Les troubles et le squelette
Dans le même temps, des outils fabriqués par quelques universitaires et agréés par le patronat permettent de contourner les constats de la pratique clinique : le terme de « troubles musculo-squelettiques » est si éloigné de la réalité clinique la plus quotidienne qu’on peut se demander pourquoi et comment il suscite une telle adhésion médiatique, sociologique, voire médicale. Sans doute précisément parce qu’il en est éloigné.

Les salariés ne présentent pas de « troubles », mais des lésions, objectivées par des examens radiologiques. Ceci est le premier point. Dans leur énorme majorité, ces lésions sont d’origine professionnelle et mettent en jeu les gestes de travail, leur organisation, leur fréquence, leur répétition. Dans de nombreux cas, les conditions de travail sont directement en cause. La hauteur des plans de travail, la profondeur des dispositifs sur lesquels il faut se pencher, les conditions des efforts de soulèvement dans des espaces trop petits ou rétrécis, les conditions dans lesquelles on se baisse, on s’accroupit, on se penche, voilà ce qui peut faire souffrir le corps et, un jour, empêcher le geste.

Faire mention des « muscles » est également incongru, car ce ne sont pas les muscles, mais les tendons, qui sont le plus souvent siège de ces lésions. Comme le décrit le tableau national des maladies professionnelles qui, à défaut d’être exhaustif, mentionne des éléments cliniques extrêmement précis. Enfin, on ne sait pas ce que le « squelettique » vient faire dans cette histoire. Mais, curieusement, le tendon est précisément ce qui fait la jonction entre le muscle et le squelette. Or le mot tendon est le seul mot absent de cette clinique hasardeuse. Ainsi la seule partie du corps qui est le siège de lésions liées au travail n’est pas nommée. Il est certain que cette terminologie de « troubles musculo-squelettiques » permet d’éviter le terme de maladie professionnelle et de pathologie du travail.

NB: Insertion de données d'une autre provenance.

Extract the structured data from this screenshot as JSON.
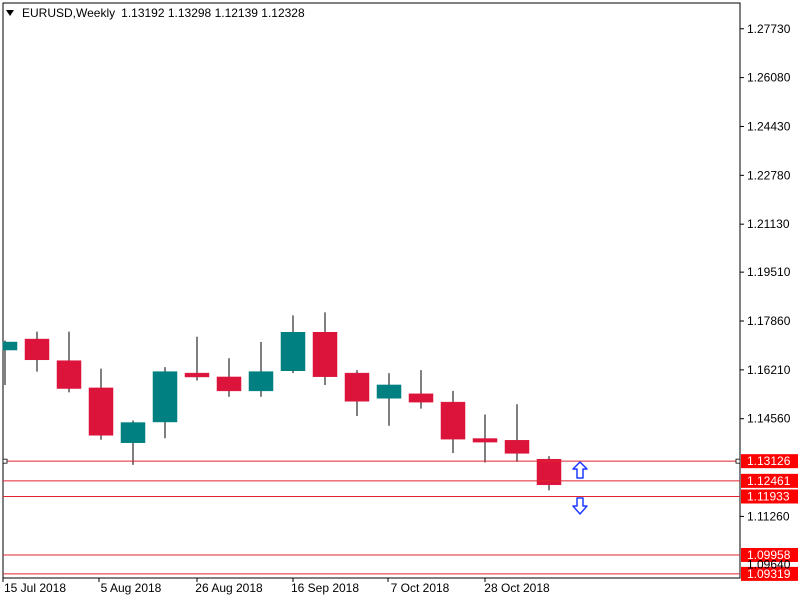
{
  "title": {
    "symbol_timeframe": "EURUSD,Weekly",
    "ohlc": "1.13192 1.13298 1.12139 1.12328"
  },
  "colors": {
    "bull": "#008080",
    "bear": "#dc143c",
    "level_line": "#e0242c",
    "level_label_bg": "#ff0000",
    "arrow": "#1e3cff",
    "axis": "#000000"
  },
  "icons": {
    "up_arrow": "arrow-up-outline",
    "down_arrow": "arrow-down-outline"
  },
  "chart_data": {
    "type": "candlestick",
    "y_ticks": [
      "1.27730",
      "1.26080",
      "1.24430",
      "1.22780",
      "1.21130",
      "1.19510",
      "1.17860",
      "1.16210",
      "1.14560"
    ],
    "x_ticks": [
      "15 Jul 2018",
      "5 Aug 2018",
      "26 Aug 2018",
      "16 Sep 2018",
      "7 Oct 2018",
      "28 Oct 2018"
    ],
    "ylim": [
      1.0918,
      1.286
    ],
    "candles": [
      {
        "o": 1.1688,
        "h": 1.172,
        "l": 1.157,
        "c": 1.1715
      },
      {
        "o": 1.1725,
        "h": 1.175,
        "l": 1.1615,
        "c": 1.1655
      },
      {
        "o": 1.1652,
        "h": 1.175,
        "l": 1.1545,
        "c": 1.1558
      },
      {
        "o": 1.156,
        "h": 1.1625,
        "l": 1.1385,
        "c": 1.14
      },
      {
        "o": 1.1375,
        "h": 1.145,
        "l": 1.13,
        "c": 1.1443
      },
      {
        "o": 1.1445,
        "h": 1.163,
        "l": 1.139,
        "c": 1.1615
      },
      {
        "o": 1.161,
        "h": 1.1733,
        "l": 1.1585,
        "c": 1.1597
      },
      {
        "o": 1.1597,
        "h": 1.166,
        "l": 1.153,
        "c": 1.155
      },
      {
        "o": 1.155,
        "h": 1.1715,
        "l": 1.153,
        "c": 1.1615
      },
      {
        "o": 1.1618,
        "h": 1.1805,
        "l": 1.161,
        "c": 1.1748
      },
      {
        "o": 1.1748,
        "h": 1.1815,
        "l": 1.157,
        "c": 1.1598
      },
      {
        "o": 1.161,
        "h": 1.162,
        "l": 1.1465,
        "c": 1.1515
      },
      {
        "o": 1.1525,
        "h": 1.161,
        "l": 1.1432,
        "c": 1.157
      },
      {
        "o": 1.154,
        "h": 1.162,
        "l": 1.149,
        "c": 1.1512
      },
      {
        "o": 1.1512,
        "h": 1.155,
        "l": 1.134,
        "c": 1.1387
      },
      {
        "o": 1.1389,
        "h": 1.147,
        "l": 1.1308,
        "c": 1.1377
      },
      {
        "o": 1.1383,
        "h": 1.1505,
        "l": 1.131,
        "c": 1.1339
      },
      {
        "o": 1.13192,
        "h": 1.13298,
        "l": 1.12139,
        "c": 1.12328
      }
    ],
    "levels": [
      {
        "value": 1.13126,
        "label": "1.13126"
      },
      {
        "value": 1.12461,
        "label": "1.12461"
      },
      {
        "value": 1.11933,
        "label": "1.11933"
      },
      {
        "value": 1.09958,
        "label": "1.09958"
      },
      {
        "value": 1.09319,
        "label": "1.09319"
      }
    ],
    "plain_ticks": [
      {
        "value": 1.1126,
        "label": "1.11260"
      }
    ],
    "hidden_tick_fragment": {
      "value": 1.0964,
      "label": "1.09640"
    }
  }
}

Alors, le jour où un salarié vient lui-même demander qu’on le laisse travailler sans tenir compte de ses blessures, au risque d’une atteinte multiple des membres supérieurs, et qu’on laisse s’aggraver son état de santé au travail, il faut plus que jamais nommer ce que l’on voit, expliquer ce que l’on fait et reconnaître, dans cette demande d’abolition des restrictions médicales qui, comme l’a écrit le ministre du Travail en introduction de son texte de loi, « ralentissent la vie des entreprises, » un retour à l’asservissement des corps et aux lois du servage.